Le père du spam : Comment un vendeur a changé Internet pour toujours

Le 3 mai 1978, Gary Thuerk, un ingénieur commercial chez Digital Equipment Corporation (DEC), s'apprête à faire quelque chose d'inédit. Il travaille sur l'ARPANET, l'ancêtre d'Internet, un réseau principalement utilisé par des chercheurs, des militaires et des universitaires. Le ton y est sérieux, académique, quasi sacré.
Gary Thuerk, lui, a un objectif bien plus terre-à-terre : il veut vendre ses nouveaux ordinateurs, les modèles DEC-20. Plutôt que de contacter ses clients un par un, il décide de tester une méthode radicalement nouvelle. Il rédige un message vantant les mérites de ses machines et l'envoie à une liste de 393 utilisateurs du réseau. Sans le savoir, en appuyant sur la touche "Envoyer", il venait de créer le "spam" et de faire basculer la communication numérique dans une nouvelle ère : celle de l'invasion publicitaire.
La genèse de l'intrus
À l'époque, ARPANET était un club fermé. La notion même de "marketing direct" était perçue comme une profanation de cet espace de collaboration scientifique. Le message de Thuerk était simple, direct, et incroyablement efficace en termes de taux de conversion. En quelques jours, il a généré des millions de dollars de ventes potentielles pour DEC.
Mais la réaction ne s'est pas fait attendre.

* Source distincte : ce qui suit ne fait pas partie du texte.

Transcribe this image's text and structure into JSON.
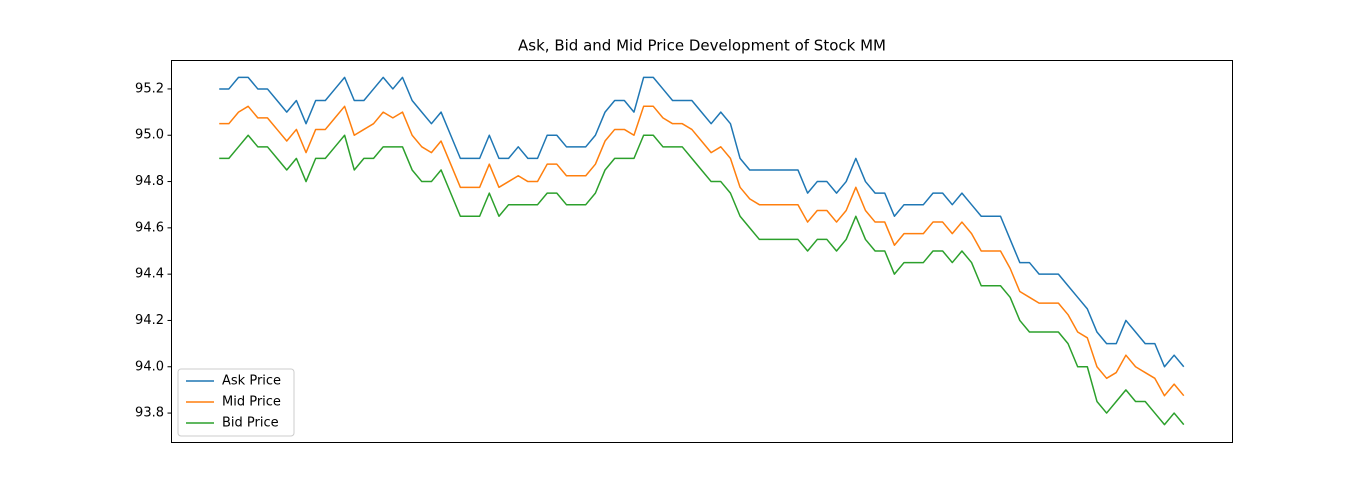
{
  "chart_data": {
    "type": "line",
    "title": "Ask, Bid and Mid Price Development of Stock MM",
    "categories": [
      null,
      null,
      null,
      null,
      null,
      null,
      null,
      null,
      null,
      null,
      null,
      null,
      null,
      null,
      null,
      null,
      null,
      null,
      null,
      null,
      null,
      null,
      null,
      null,
      null,
      null,
      null,
      null,
      null,
      null,
      null,
      null,
      null,
      null,
      null,
      null,
      null,
      null,
      null,
      null,
      null,
      null,
      null,
      null,
      null,
      null,
      null,
      null,
      null,
      null,
      null,
      null,
      null,
      null,
      null,
      null,
      null,
      null,
      null,
      null,
      null,
      null,
      null,
      null,
      null,
      null,
      null,
      null,
      null,
      null,
      null,
      null,
      null,
      null,
      null,
      null,
      null,
      null,
      null,
      null,
      null,
      null,
      null,
      null,
      null,
      null,
      null,
      null,
      null,
      null,
      null,
      null,
      null,
      null,
      null,
      null,
      null,
      null,
      null,
      null,
      null
    ],
    "series": [
      {
        "name": "Ask Price",
        "color": "#1f77b4",
        "values": [
          95.2,
          95.2,
          95.25,
          95.25,
          95.2,
          95.2,
          95.15,
          95.1,
          95.15,
          95.05,
          95.15,
          95.15,
          95.2,
          95.25,
          95.15,
          95.15,
          95.2,
          95.25,
          95.2,
          95.25,
          95.15,
          95.1,
          95.05,
          95.1,
          95.0,
          94.9,
          94.9,
          94.9,
          95.0,
          94.9,
          94.9,
          94.95,
          94.9,
          94.9,
          95.0,
          95.0,
          94.95,
          94.95,
          94.95,
          95.0,
          95.1,
          95.15,
          95.15,
          95.1,
          95.25,
          95.25,
          95.2,
          95.15,
          95.15,
          95.15,
          95.1,
          95.05,
          95.1,
          95.05,
          94.9,
          94.85,
          94.85,
          94.85,
          94.85,
          94.85,
          94.85,
          94.75,
          94.8,
          94.8,
          94.75,
          94.8,
          94.9,
          94.8,
          94.75,
          94.75,
          94.65,
          94.7,
          94.7,
          94.7,
          94.75,
          94.75,
          94.7,
          94.75,
          94.7,
          94.65,
          94.65,
          94.65,
          94.55,
          94.45,
          94.45,
          94.4,
          94.4,
          94.4,
          94.35,
          94.3,
          94.25,
          94.15,
          94.1,
          94.1,
          94.2,
          94.15,
          94.1,
          94.1,
          94.0,
          94.05,
          94.0
        ]
      },
      {
        "name": "Mid Price",
        "color": "#ff7f0e",
        "values": [
          95.05,
          95.05,
          95.1,
          95.125,
          95.075,
          95.075,
          95.025,
          94.975,
          95.025,
          94.925,
          95.025,
          95.025,
          95.075,
          95.125,
          95.0,
          95.025,
          95.05,
          95.1,
          95.075,
          95.1,
          95.0,
          94.95,
          94.925,
          94.975,
          94.875,
          94.775,
          94.775,
          94.775,
          94.875,
          94.775,
          94.8,
          94.825,
          94.8,
          94.8,
          94.875,
          94.875,
          94.825,
          94.825,
          94.825,
          94.875,
          94.975,
          95.025,
          95.025,
          95.0,
          95.125,
          95.125,
          95.075,
          95.05,
          95.05,
          95.025,
          94.975,
          94.925,
          94.95,
          94.9,
          94.775,
          94.725,
          94.7,
          94.7,
          94.7,
          94.7,
          94.7,
          94.625,
          94.675,
          94.675,
          94.625,
          94.675,
          94.775,
          94.675,
          94.625,
          94.625,
          94.525,
          94.575,
          94.575,
          94.575,
          94.625,
          94.625,
          94.575,
          94.625,
          94.575,
          94.5,
          94.5,
          94.5,
          94.425,
          94.325,
          94.3,
          94.275,
          94.275,
          94.275,
          94.225,
          94.15,
          94.125,
          94.0,
          93.95,
          93.975,
          94.05,
          94.0,
          93.975,
          93.95,
          93.875,
          93.925,
          93.875
        ]
      },
      {
        "name": "Bid Price",
        "color": "#2ca02c",
        "values": [
          94.9,
          94.9,
          94.95,
          95.0,
          94.95,
          94.95,
          94.9,
          94.85,
          94.9,
          94.8,
          94.9,
          94.9,
          94.95,
          95.0,
          94.85,
          94.9,
          94.9,
          94.95,
          94.95,
          94.95,
          94.85,
          94.8,
          94.8,
          94.85,
          94.75,
          94.65,
          94.65,
          94.65,
          94.75,
          94.65,
          94.7,
          94.7,
          94.7,
          94.7,
          94.75,
          94.75,
          94.7,
          94.7,
          94.7,
          94.75,
          94.85,
          94.9,
          94.9,
          94.9,
          95.0,
          95.0,
          94.95,
          94.95,
          94.95,
          94.9,
          94.85,
          94.8,
          94.8,
          94.75,
          94.65,
          94.6,
          94.55,
          94.55,
          94.55,
          94.55,
          94.55,
          94.5,
          94.55,
          94.55,
          94.5,
          94.55,
          94.65,
          94.55,
          94.5,
          94.5,
          94.4,
          94.45,
          94.45,
          94.45,
          94.5,
          94.5,
          94.45,
          94.5,
          94.45,
          94.35,
          94.35,
          94.35,
          94.3,
          94.2,
          94.15,
          94.15,
          94.15,
          94.15,
          94.1,
          94.0,
          94.0,
          93.85,
          93.8,
          93.85,
          93.9,
          93.85,
          93.85,
          93.8,
          93.75,
          93.8,
          93.75
        ]
      }
    ],
    "ylim": [
      93.675,
      95.325
    ],
    "yticks": [
      93.8,
      {
        "value": 94.0,
        "label": "94.0"
      },
      94.2,
      94.4,
      94.6,
      94.8,
      {
        "value": 95.0,
        "label": "95.0"
      },
      95.2
    ],
    "legend": "lower left"
  }
}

La communauté des utilisateurs, outrée par cette utilisation commerciale de leur réseau, a immédiatement fait remonter sa colère jusqu'aux autorités de gestion du réseau. Thuerk fut convoqué, réprimandé, et on lui a formellement interdit de recommencer. Il venait d'essuyer la toute première "tempête de commentaires" négatifs de l'histoire du Web.
La psychologie derrière le "pourriel"
Pourquoi le spam fonctionne-t-il toujours après presque 50 ans ? La réponse se trouve dans la psychologie du coût marginal. À l'époque, envoyer un courrier papier à 400 clients coûtait cher en timbres, en papier et en temps. Envoyer un message électronique coûtait... pratiquement zéro.
Thuerk avait compris une loi fondamentale de l'ère numérique : si le coût de diffusion tombe à zéro, alors l'efficacité publicitaire ne dépend plus de la pertinence, mais du volume. Même si 392 personnes sur 393 détestent votre message, cette seule vente réalisée suffit à rentabiliser l'opération. C'est le principe qui, aujourd'hui, remplit nos boîtes de réception de publicités pour des produits dont nous n'avons pas besoin.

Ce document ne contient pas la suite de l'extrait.